In his book Pan and the Nightmare, Hillman writes beautifully about the repression of Pan and what this has meant for our world.


"A cry went through late antiquity: 'Great Pan is dead!' ... One thing was announced: nature had become deprived of its creative voice. It was no longer an independent living force of generativity. What had had soul, lost it; lost was the psychic connection with nature. With Pan dead, so too is Echo; we could no longer capture consciousness through reflections within our instincts. They had lost their light and fell easily to asceticism... Nature no longer spoke to us - or we could no longer hear. The person of Pan the mediator, like an aether who invisibly enveloped all natural things with personal meaning, with brightness, had vanished. Stones became only stones - trees, trees; things, places, and animals no longer were this God or that, but became 'symbols' or were said to 'belong' to one God or another. When Pan is alive then nature is too, and it is filled with Gods, so that the owl's hoot is Athene and the mollusc on the shore is Aphrodite. These bits of nature are not merely attributes or belongings. They are the Gods in their biological forms. And where better to find the Gods than in the things, places and animals that they inhabit, and how better to participate in them than through their concrete natural presentations. Whatever was eaten, smelled, walked upon, or watched, all were sensuous presences of archetypal significance.

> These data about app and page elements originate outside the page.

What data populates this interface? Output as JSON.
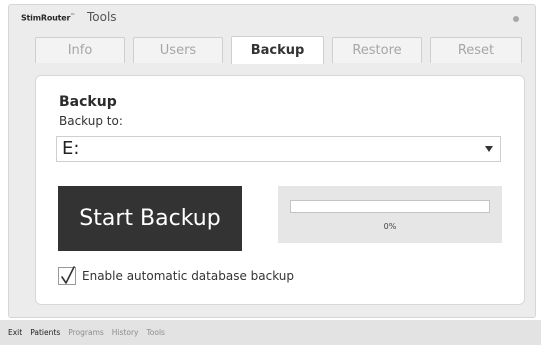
{
  "window": {
    "brand": "StimRouter",
    "brand_mark": "™",
    "title": "Tools"
  },
  "tabs": [
    {
      "label": "Info",
      "active": false
    },
    {
      "label": "Users",
      "active": false
    },
    {
      "label": "Backup",
      "active": true
    },
    {
      "label": "Restore",
      "active": false
    },
    {
      "label": "Reset",
      "active": false
    }
  ],
  "backup": {
    "title": "Backup",
    "backup_to_label": "Backup to:",
    "drive_value": "E:",
    "start_button_label": "Start Backup",
    "progress_percent": 0,
    "progress_text": "0%",
    "auto_backup_label": "Enable automatic database backup",
    "auto_backup_checked": true
  },
  "footer": {
    "nav": [
      "Exit",
      "Patients",
      "Programs",
      "History",
      "Tools"
    ]
  },
  "colors": {
    "start_button_bg": "#333333",
    "progress_box_bg": "#e6e6e6",
    "window_bg": "#ececec"
  }
}
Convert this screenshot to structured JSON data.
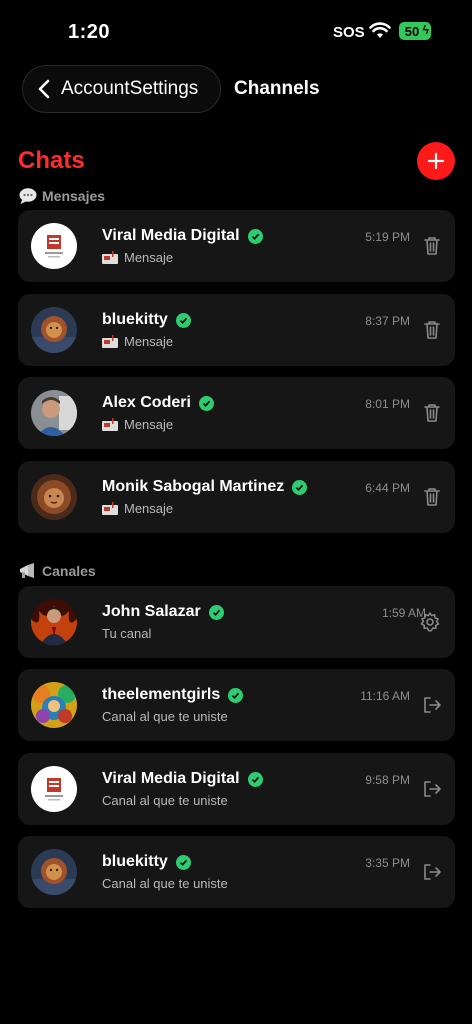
{
  "status_bar": {
    "time": "1:20",
    "carrier": "SOS",
    "battery": "50"
  },
  "header": {
    "back_label": "AccountSettings",
    "title": "Channels"
  },
  "page_title": "Chats",
  "sections": {
    "messages_label": "Mensajes",
    "channels_label": "Canales"
  },
  "messages": [
    {
      "name": "Viral Media Digital",
      "subtitle": "Mensaje",
      "time": "5:19 PM",
      "avatar": "viral-media-logo",
      "action": "trash-icon"
    },
    {
      "name": "bluekitty",
      "subtitle": "Mensaje",
      "time": "8:37 PM",
      "avatar": "lion-image",
      "action": "trash-icon"
    },
    {
      "name": "Alex Coderi",
      "subtitle": "Mensaje",
      "time": "8:01 PM",
      "avatar": "man-photo",
      "action": "trash-icon"
    },
    {
      "name": "Monik Sabogal Martinez",
      "subtitle": "Mensaje",
      "time": "6:44 PM",
      "avatar": "lion-artwork",
      "action": "trash-icon"
    }
  ],
  "channels": [
    {
      "name": "John Salazar",
      "subtitle": "Tu canal",
      "time": "1:59 AM",
      "avatar": "man-suit-fire",
      "action": "gear-icon"
    },
    {
      "name": "theelementgirls",
      "subtitle": "Canal al que te uniste",
      "time": "11:16 AM",
      "avatar": "colorful-girls",
      "action": "leave-icon"
    },
    {
      "name": "Viral Media Digital",
      "subtitle": "Canal al que te uniste",
      "time": "9:58 PM",
      "avatar": "viral-media-logo",
      "action": "leave-icon"
    },
    {
      "name": "bluekitty",
      "subtitle": "Canal al que te uniste",
      "time": "3:35 PM",
      "avatar": "lion-image",
      "action": "leave-icon"
    }
  ],
  "colors": {
    "accent": "#ff1a1a",
    "verified": "#2ecc71",
    "card": "#161616"
  }
}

When Pan is dead, then nature can be controlled by the will of the new god, man, modelled in the image of Prometheus or Hercules, creating from it and polluting in it without a troubled conscience. ... In the nightmare, repressed nature returns, so close, so real that we cannot but react to it naturally, that is, we become wholly physical, possessed by Pan, screaming out, asking for light, comfort, contact. The immediate reaction is demonic emotion. We are returned by instinct to instinct."


Could we begin to unpick this complex experience of climate anxiety, acknowledging the natural fears for our safety, the grief at loss, the uncertainty? Could we then dig a little deeper and find within it the stirring of a world that is larger than me making itself known to me, speaking directly through my emotions of its own distress?


I believe it is only with this kind of awareness and willingness to encounter something that is both within us and around us that we can meet the psychological demands of this time. We are in distress with the world. We are feeling its distress as our own. And in this way, our sense of separation is being healed.


Footnote

*The conversation with psychologists involved a series of meetings in 2019 and 2020 with Deep Adaptation facilitators as well as an interview with Caroline Hickman from the Climate Psychology Alliance, a psychologist in the process of developing programmes for therapists to deal with climate anxiety.